After crossing the Pyke River, Warwick found a sign pointing to Big Bay, three hours’ walk away. Anticipating an easy leg in the morning, he prepared to make camp for the night. But it had started raining, and Warwick did not realise the plastic bag his tent was in, strapped to the outside of his pack, was ripped and the tent soggy. The wind blew onto the end of the tent once pitched, pushing rain between the inner tent and the fly.

After a wet night, Warwick packed up in the rain, but soon realised, after crossing another swollen stream, that he was suffering from hypothermia. Warwick had ended up in a spot where he felt he could not go back or forward due to rising water. After some consideration, he pulled the PLB off his belt and pressed the button.

Warwick says: “I felt a little better, having done something positive to deal with my situation. It was also a bit anti-climactic.” Once he was safely in the helicopter, Warwick contemplated the small yellow beacon that may have saved his life.

Apart from changes of equipment, Warwick says he would not plan much differently another time. He accepts that if he had been tramping with others there may have been more dry gear between the group, and crossing the rivers may have been easier. However, Warwick says he hikes alone so he can go at his own pace and not be concerned about holding up others, or pushing the pace too much for slower trampers.

“Knowing I am alone tends to sharpen my focus and lift all my skills into play.
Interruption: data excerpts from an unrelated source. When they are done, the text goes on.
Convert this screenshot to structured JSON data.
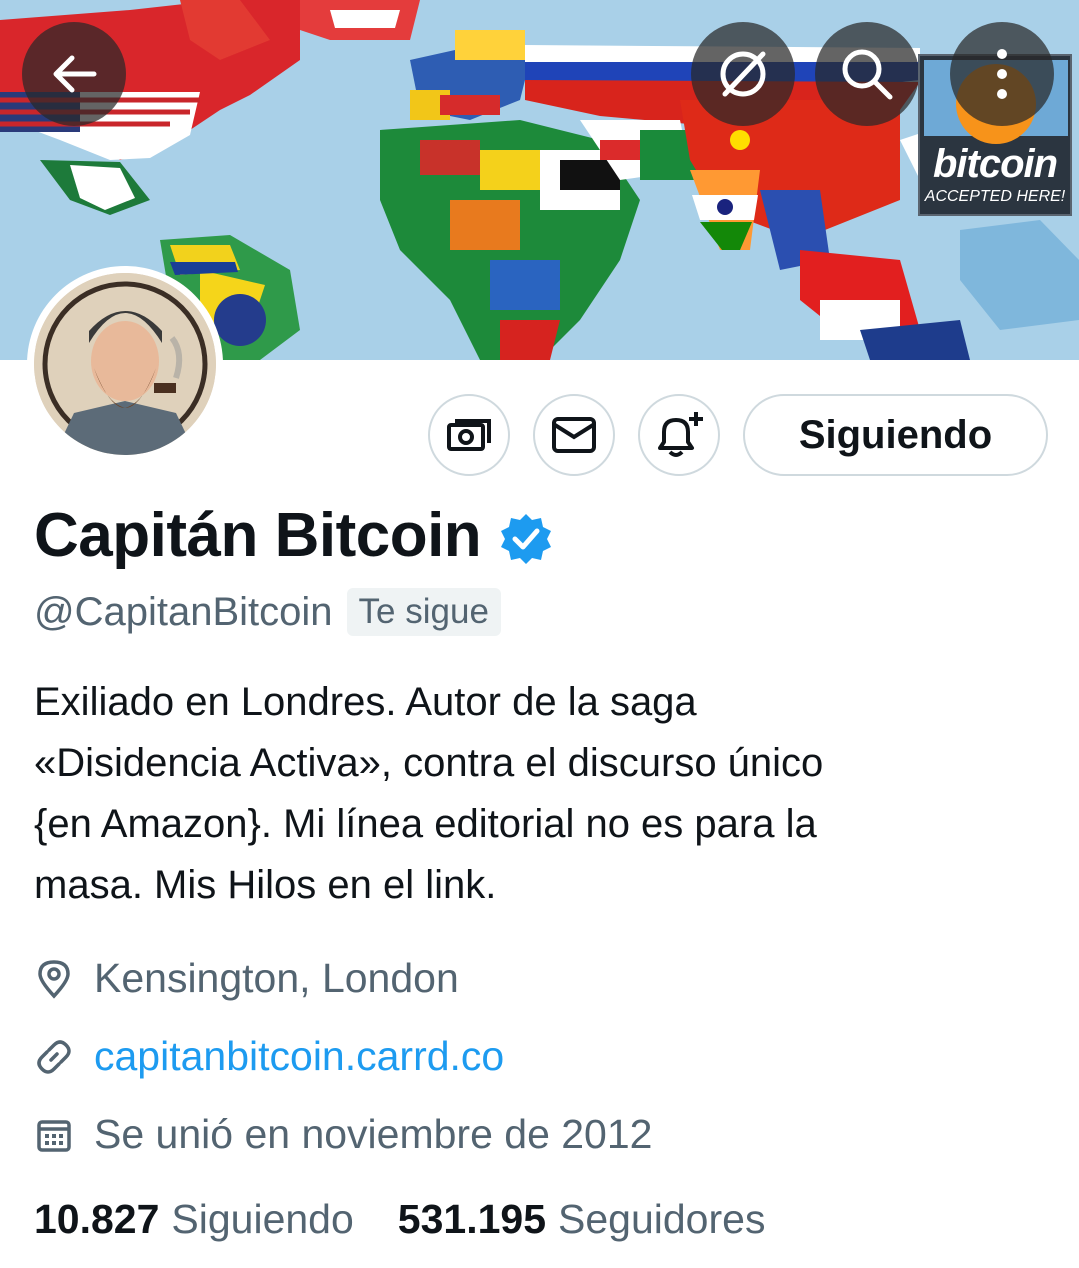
{
  "banner": {
    "badge_word": "bitcoin",
    "badge_sub": "ACCEPTED HERE!"
  },
  "header_icons": [
    "back-arrow-icon",
    "grok-icon",
    "search-icon",
    "more-vertical-icon"
  ],
  "actions": {
    "tip_icon": "money-icon",
    "message_icon": "envelope-icon",
    "notify_icon": "bell-plus-icon",
    "follow_label": "Siguiendo"
  },
  "profile": {
    "name": "Capitán Bitcoin",
    "handle": "@CapitanBitcoin",
    "follows_you": "Te sigue",
    "bio_lines": [
      "Exiliado en Londres. Autor de la saga",
      "«Disidencia Activa», contra el discurso único",
      "{en Amazon}. Mi línea editorial no es para la",
      "masa. Mis Hilos en el link."
    ],
    "location": "Kensington, London",
    "website": "capitanbitcoin.carrd.co",
    "joined": "Se unió en noviembre de 2012"
  },
  "stats": {
    "following_count": "10.827",
    "following_label": "Siguiendo",
    "followers_count": "531.195",
    "followers_label": "Seguidores"
  },
  "colors": {
    "text_primary": "#0f1419",
    "text_secondary": "#536471",
    "link": "#1d9bf0",
    "verified": "#1d9bf0",
    "border": "#cfd9de"
  }
}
I do not think there is a problem with hiking solo, as long as appropriate preparations are made, and alternative plans are considered as part of that.”

He reminds other hikers that ensuring that you carry a properly registered and serviced PLB, close to your person, is essential to that safe preparation.

Warwick thanks the RCCNZ and Southern Lakes Helicopters for coming to his aid.